Put differently, the many facts cited by the writers prove 1st century authorship and even hardened atheist academics agree to 1st century dating of the NT. Where are the counter documents written by Jews, "Yeshua of Galilee never did miracles, preached to thousands during Pesach and other festivals, I lived in Jerusalem and these things weren't done", etc? And most of the early converts were Jews. And of course Jesus is described in Talmud as an enticer who was hanged on Pesach and all else.

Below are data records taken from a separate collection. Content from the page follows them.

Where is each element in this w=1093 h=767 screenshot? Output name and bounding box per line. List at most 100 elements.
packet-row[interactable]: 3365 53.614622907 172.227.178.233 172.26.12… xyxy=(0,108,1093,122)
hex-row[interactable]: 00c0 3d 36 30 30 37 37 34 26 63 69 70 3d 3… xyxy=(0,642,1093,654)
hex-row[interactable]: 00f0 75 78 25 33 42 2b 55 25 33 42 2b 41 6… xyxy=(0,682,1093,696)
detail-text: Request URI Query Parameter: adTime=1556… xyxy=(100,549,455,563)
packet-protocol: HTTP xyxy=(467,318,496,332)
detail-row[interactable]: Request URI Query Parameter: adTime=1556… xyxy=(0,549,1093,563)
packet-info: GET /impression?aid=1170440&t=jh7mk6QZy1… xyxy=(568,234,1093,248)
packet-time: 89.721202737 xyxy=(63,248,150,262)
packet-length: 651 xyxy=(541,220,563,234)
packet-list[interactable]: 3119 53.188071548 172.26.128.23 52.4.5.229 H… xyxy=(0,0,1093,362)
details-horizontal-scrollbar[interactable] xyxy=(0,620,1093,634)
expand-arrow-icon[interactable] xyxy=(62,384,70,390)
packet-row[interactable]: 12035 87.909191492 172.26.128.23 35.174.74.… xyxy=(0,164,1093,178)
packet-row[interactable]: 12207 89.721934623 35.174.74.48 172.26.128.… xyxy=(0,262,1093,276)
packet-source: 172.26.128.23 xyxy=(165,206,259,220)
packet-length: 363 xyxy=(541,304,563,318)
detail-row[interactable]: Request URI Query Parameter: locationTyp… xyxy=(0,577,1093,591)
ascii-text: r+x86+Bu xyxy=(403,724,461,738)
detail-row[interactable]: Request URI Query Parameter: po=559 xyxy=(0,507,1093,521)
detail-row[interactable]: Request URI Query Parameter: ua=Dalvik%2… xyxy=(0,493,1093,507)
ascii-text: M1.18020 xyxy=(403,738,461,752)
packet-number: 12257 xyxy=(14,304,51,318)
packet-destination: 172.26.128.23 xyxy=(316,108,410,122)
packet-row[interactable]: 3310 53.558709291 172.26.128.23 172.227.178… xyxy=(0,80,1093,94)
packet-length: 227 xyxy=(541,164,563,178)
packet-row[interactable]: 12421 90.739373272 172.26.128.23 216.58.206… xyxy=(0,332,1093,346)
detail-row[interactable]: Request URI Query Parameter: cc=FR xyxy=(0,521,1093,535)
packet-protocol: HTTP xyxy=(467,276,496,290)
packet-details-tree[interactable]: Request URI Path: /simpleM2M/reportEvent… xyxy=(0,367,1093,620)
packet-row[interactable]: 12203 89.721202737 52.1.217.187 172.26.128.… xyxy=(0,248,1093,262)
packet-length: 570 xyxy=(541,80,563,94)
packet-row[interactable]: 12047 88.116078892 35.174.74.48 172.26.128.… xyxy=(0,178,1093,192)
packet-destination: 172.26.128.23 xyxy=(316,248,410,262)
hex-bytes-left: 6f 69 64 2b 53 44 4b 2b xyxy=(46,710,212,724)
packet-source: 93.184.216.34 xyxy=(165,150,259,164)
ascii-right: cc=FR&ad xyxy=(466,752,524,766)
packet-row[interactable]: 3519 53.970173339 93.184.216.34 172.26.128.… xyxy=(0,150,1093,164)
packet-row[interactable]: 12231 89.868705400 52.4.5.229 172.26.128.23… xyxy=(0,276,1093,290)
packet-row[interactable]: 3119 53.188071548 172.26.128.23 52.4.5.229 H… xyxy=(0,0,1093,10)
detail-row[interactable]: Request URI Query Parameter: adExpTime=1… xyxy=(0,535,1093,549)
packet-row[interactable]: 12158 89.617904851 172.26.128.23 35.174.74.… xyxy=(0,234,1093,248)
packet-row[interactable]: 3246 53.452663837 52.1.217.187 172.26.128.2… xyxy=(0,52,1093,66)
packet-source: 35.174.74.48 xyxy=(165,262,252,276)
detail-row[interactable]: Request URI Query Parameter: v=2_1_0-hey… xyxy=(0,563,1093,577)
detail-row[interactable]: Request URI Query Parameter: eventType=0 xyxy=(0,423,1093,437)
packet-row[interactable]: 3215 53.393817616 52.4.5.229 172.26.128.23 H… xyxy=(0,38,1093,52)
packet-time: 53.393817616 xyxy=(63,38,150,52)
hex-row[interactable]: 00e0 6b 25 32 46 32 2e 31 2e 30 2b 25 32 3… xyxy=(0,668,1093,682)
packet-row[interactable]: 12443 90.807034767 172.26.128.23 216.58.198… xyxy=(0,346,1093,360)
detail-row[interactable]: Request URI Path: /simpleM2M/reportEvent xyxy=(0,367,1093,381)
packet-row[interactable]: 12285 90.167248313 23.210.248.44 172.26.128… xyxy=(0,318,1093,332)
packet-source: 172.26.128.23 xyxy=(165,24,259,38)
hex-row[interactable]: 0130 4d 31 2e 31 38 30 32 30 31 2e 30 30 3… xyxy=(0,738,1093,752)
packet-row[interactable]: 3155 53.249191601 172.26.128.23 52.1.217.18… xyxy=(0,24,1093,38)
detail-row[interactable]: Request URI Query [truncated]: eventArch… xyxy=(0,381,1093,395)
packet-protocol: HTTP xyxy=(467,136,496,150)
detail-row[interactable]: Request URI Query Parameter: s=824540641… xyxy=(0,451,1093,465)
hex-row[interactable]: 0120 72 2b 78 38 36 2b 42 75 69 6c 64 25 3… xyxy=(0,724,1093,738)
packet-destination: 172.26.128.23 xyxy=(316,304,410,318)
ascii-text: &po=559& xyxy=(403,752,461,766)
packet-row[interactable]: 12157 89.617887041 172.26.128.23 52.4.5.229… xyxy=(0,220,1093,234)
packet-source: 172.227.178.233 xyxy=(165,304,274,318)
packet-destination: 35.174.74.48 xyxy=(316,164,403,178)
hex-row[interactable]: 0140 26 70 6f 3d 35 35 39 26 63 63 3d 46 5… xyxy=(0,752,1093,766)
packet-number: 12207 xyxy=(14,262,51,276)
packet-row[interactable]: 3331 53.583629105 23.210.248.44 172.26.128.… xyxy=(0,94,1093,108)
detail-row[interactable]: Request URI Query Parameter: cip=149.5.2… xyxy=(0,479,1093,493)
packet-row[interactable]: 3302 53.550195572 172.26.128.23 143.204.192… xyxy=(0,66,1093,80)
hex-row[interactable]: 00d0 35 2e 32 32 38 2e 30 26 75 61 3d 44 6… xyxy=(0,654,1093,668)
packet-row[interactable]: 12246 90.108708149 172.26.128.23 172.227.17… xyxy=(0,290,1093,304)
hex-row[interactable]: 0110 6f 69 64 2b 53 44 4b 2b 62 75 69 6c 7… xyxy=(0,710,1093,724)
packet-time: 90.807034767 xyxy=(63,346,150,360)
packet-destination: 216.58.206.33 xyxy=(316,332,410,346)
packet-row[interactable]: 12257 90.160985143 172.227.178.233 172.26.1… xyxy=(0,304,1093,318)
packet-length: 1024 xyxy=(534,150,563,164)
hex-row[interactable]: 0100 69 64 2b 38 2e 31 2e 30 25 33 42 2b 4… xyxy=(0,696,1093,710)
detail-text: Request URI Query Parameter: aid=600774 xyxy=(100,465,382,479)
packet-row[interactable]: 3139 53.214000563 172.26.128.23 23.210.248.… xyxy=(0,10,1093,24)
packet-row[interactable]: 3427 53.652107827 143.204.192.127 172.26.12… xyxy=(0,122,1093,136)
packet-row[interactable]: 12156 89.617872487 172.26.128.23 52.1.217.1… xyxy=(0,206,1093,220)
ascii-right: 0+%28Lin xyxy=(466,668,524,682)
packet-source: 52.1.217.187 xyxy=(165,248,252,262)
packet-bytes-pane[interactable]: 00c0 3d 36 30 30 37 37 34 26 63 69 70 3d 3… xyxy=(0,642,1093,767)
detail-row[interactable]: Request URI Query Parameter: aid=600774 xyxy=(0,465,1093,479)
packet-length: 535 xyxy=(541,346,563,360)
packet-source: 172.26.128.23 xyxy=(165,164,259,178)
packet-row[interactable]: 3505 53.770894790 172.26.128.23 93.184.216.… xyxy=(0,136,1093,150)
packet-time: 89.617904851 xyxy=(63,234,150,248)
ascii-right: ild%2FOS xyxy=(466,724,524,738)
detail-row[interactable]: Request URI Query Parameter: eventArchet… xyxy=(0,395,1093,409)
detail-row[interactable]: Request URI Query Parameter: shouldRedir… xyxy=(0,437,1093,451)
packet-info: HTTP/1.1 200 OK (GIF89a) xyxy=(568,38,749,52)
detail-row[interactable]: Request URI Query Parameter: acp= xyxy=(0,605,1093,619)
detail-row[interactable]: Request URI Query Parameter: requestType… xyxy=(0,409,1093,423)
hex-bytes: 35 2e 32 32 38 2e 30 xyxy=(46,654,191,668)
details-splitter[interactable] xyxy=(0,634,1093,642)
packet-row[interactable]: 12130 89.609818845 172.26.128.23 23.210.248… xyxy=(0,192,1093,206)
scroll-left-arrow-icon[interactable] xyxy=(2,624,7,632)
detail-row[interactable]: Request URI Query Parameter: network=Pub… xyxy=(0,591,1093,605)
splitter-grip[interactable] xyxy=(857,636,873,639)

Unfortunately, neither of us have the will to review all the cited prophecies together. I don't have the time or desire to hear your "powerful refutations", let's see . . . Hezekiah is an ETERNAL FATHER and is the CHILD GIVEN TO US in a prophecy written long after his birth (!) . . . God gave us another astonishing prophecy that a YOUNG WOMAN WILL BEAR A CHILD and some ARMIES WILL BE DEFEATED (!) . . . King David had people attack his wrists and feet LIKE A LION, and on and on . . . Tanakh speaks eloquently of Jesus . . . and our people's antimissionary claims . . . and lives . . . are sorely lacking.

It seems your main line of defense is I don't know how to read or understand Tanakh. So I ask again why I know Lubavitchers, Rabbis, Orthodox and Conservatives, Ph. D Hebrew scholars, who adore Yeshua?